A sad truth of higher education is that not every student will graduate.
Some students don’t persist because they struggle with college life or academics, but quite a few others withdraw for financial reasons or medical reasons. From external research (like the Public Agenda/Gates Foundation report and the study led by Michigan State University), we have read about the how great the potential for financial and medical withdrawals actually is. From our internal research, though, these types of withdrawals happen more often than most parents think.
We at College Parents of America have long been dedicated to enabling parents and students to make wise decisions about higher education and helping them navigate the sometimes-difficult path to a degree.
But there are some things that colleges and universities can improve in helping families and students get to graduation day. We have seen some of this in the recent net tuition calculator. Mandated by the federal government, the net tuition calculator enables parents to see what they’re likely to pay at a school. This helps parents, students and any tuition payer to navigate past sticker costs and be able to compare financial investments in a higher education.
But, given the risk of a mid-semester withdrawal, College Parents of America have begun to wonder if colleges and universities should make refund policies clearer and more easily accessible.
College Parents of America’s Research Team & our Experience with College Refund Policies
Our senior researcher is preparing to conduct a new College Parents of America study on higher education, refund policies and tuition insurance. In preparation for the study, one thing he mentioned to our board is how difficult collegiate refund policies can be to find. He describes it like this:
Almost every school has a unique set of refund policies. Some are pro-rated refunds for unattended days remaining in the term while some decrease the refund rate by weeks, class days or calendar days. There are states that require all public institutions to have the same refund policy, but this is certainly not true of all states.
Having searched through hundreds of schools in my time with College Parents of America, I can say that it’s not always easy to find a college’s complete set of refund policies. At times, it’s downright daunting.
While it might be relatively easy to find the general refund policy, it might be difficult to find the refund policy for room and board. But, on top of the general refund, Federal Title IV Financial Aid money has its own refund policy. Sometimes states have their own refund policy for state funded grants and financial aid.
In addition to the above refund policies, many schools have an altogether different refund rate and refund process for medical withdrawals. These can be significantly more difficult to find than the general refund policy. Some medical withdrawal refunds require a refund appeal, while other medical withdrawal refunds are an automatic process. At some institutions, a mid-semester medical withdrawal is refunded one way, while a mid-semester medical leave is a refunded another.

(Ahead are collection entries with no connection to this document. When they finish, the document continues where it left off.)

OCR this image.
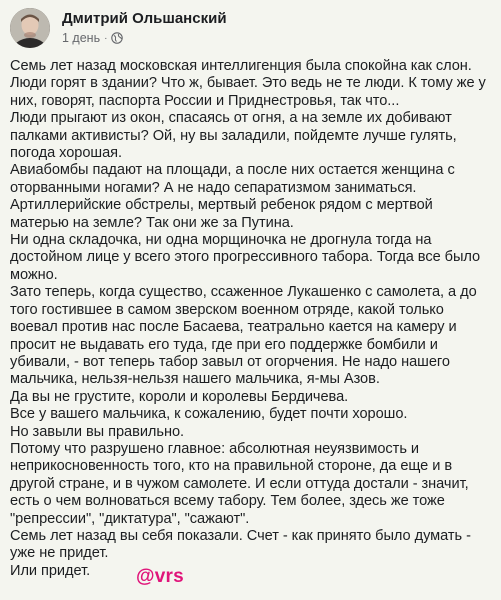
Дмитрий Ольшанский
1 день ·

Семь лет назад московская интеллигенция была спокойна как слон.

Люди горят в здании? Что ж, бывает. Это ведь не те люди. К тому же у них, говорят, паспорта России и Приднестровья, так что...

Люди прыгают из окон, спасаясь от огня, а на земле их добивают палками активисты? Ой, ну вы заладили, пойдемте лучше гулять, погода хорошая.

Авиабомбы падают на площади, а после них остается женщина с оторванными ногами? А не надо сепаратизмом заниматься.

Артиллерийские обстрелы, мертвый ребенок рядом с мертвой матерью на земле? Так они же за Путина.

Ни одна складочка, ни одна морщиночка не дрогнула тогда на достойном лице у всего этого прогрессивного табора. Тогда все было можно.

Зато теперь, когда существо, ссаженное Лукашенко с самолета, а до того гостившее в самом зверском военном отряде, какой только воевал против нас после Басаева, театрально кается на камеру и просит не выдавать его туда, где при его поддержке бомбили и убивали, - вот теперь табор завыл от огорчения. Не надо нашего мальчика, нельзя-нельзя нашего мальчика, я-мы Азов.

Да вы не грустите, короли и королевы Бердичева.

Все у вашего мальчика, к сожалению, будет почти хорошо.

Но завыли вы правильно.

Потому что разрушено главное: абсолютная неуязвимость и неприкосновенность того, кто на правильной стороне, да еще и в другой стране, и в чужом самолете. И если оттуда достали - значит, есть о чем волноваться всему табору. Тем более, здесь же тоже "репрессии", "диктатура", "сажают".

Семь лет назад вы себя показали. Счет - как принято было думать - уже не придет.

Или придет.	@vrs
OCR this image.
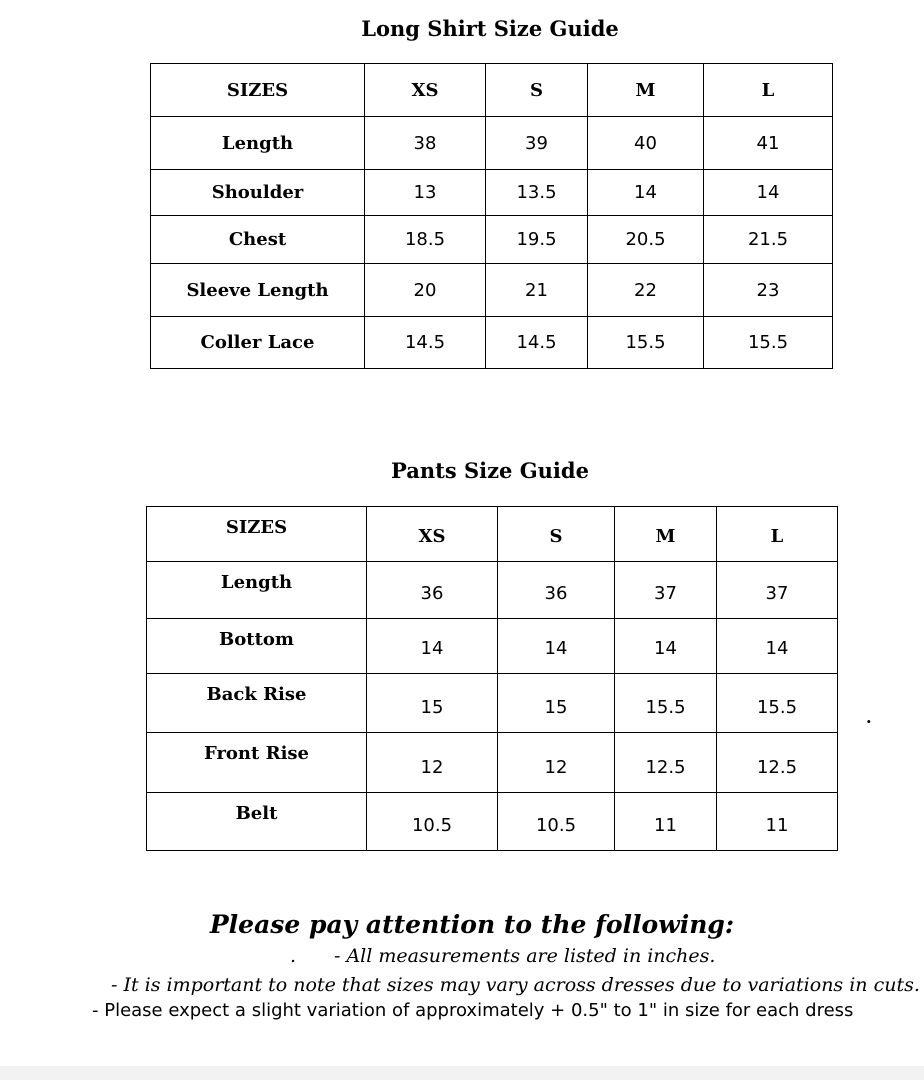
Long Shirt Size Guide
SIZES	XS	S	M	L
Length	38	39	40	41
Shoulder	13	13.5	14	14
Chest	18.5	19.5	20.5	21.5
Sleeve Length	20	21	22	23
Coller Lace	14.5	14.5	15.5	15.5
Pants Size Guide
SIZES	XS	S	M	L
Length	36	36	37	37
Bottom	14	14	14	14
Back Rise	15	15	15.5	15.5
Front Rise	12	12	12.5	12.5
Belt	10.5	10.5	11	11
.
Please pay attention to the following:
. - All measurements are listed in inches.
- It is important to note that sizes may vary across dresses due to variations in cuts.
- Please expect a slight variation of approximately + 0.5" to 1" in size for each dress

Complicating matters further, there’s no standard for the amount refunded in case of a medical withdrawal: at some schools, a mid-semester withdrawal results in a 100% refund, while at another, the school refunds 0%.
Since school websites are often built with prospective students, current students, staff and faculty in mind, one might think that calling a school might be an easier way to find tuition refund information for a parent. A couple members of College Parents of America recently put this idea to the test. The members, who called a handful of major universities, were usually bounced around from department to department (at one school: from Admissions to Student Services, to Accounts, to Financial Aid, and back to Student Services) before getting something approaching a reasonable answer. But even then, that answer was incomplete as it did not include information about room and board or Federal Financial Aid.
Is the Status Quo Justifiable?
The board of College Parents of America feels strongly that it is not ethically justifiable for college families to have refund policies hidden from them. Parents need full information about their financial investments in a student’s higher education and any risks that may face that investment. It simply does not seem right that families can be exposed to risk without first knowing important school financial policies and the opportunity to protect themselves from a potential, life-changing financial loss.
College Parents of America also asserts that the many schools that do not provide generous refunds in the event of a student medical withdrawal or a parent death should offer a method of insuring that financial risk. (And, yes, that’s why we include $5,000 of tuition refund insurance with every membership.)
Summary and Recommendations
In summary, College Parents of America strongly believes, given the cost of college, that students and families need transparent consumer protections. It is time to increase and improve college student and family access to refund policies and financial protection of tuition, fees, room and board.
College Parents of America recommends that colleges and universities:
- Provide an accessible, transparent refund policy that is clearly disclosed during the enrollment and billing process;
- Provide clarity on refund policies. Refund policies should be presented in a way that is not only easy to understand, but that clarifies refunds for all types of student withdrawal and/or leave;
- Provide an objective, predictable “compassionate withdrawal” process. At a minimum, schools with refund appeals processes should clearly state for what reason(s) appeals are usually accepted and the typical refund calculation;
- For schools that do not provide a 100% refund for medical withdrawals, colleges and universities should present students and parents with the opportunity to easily purchase tuition refund insurance.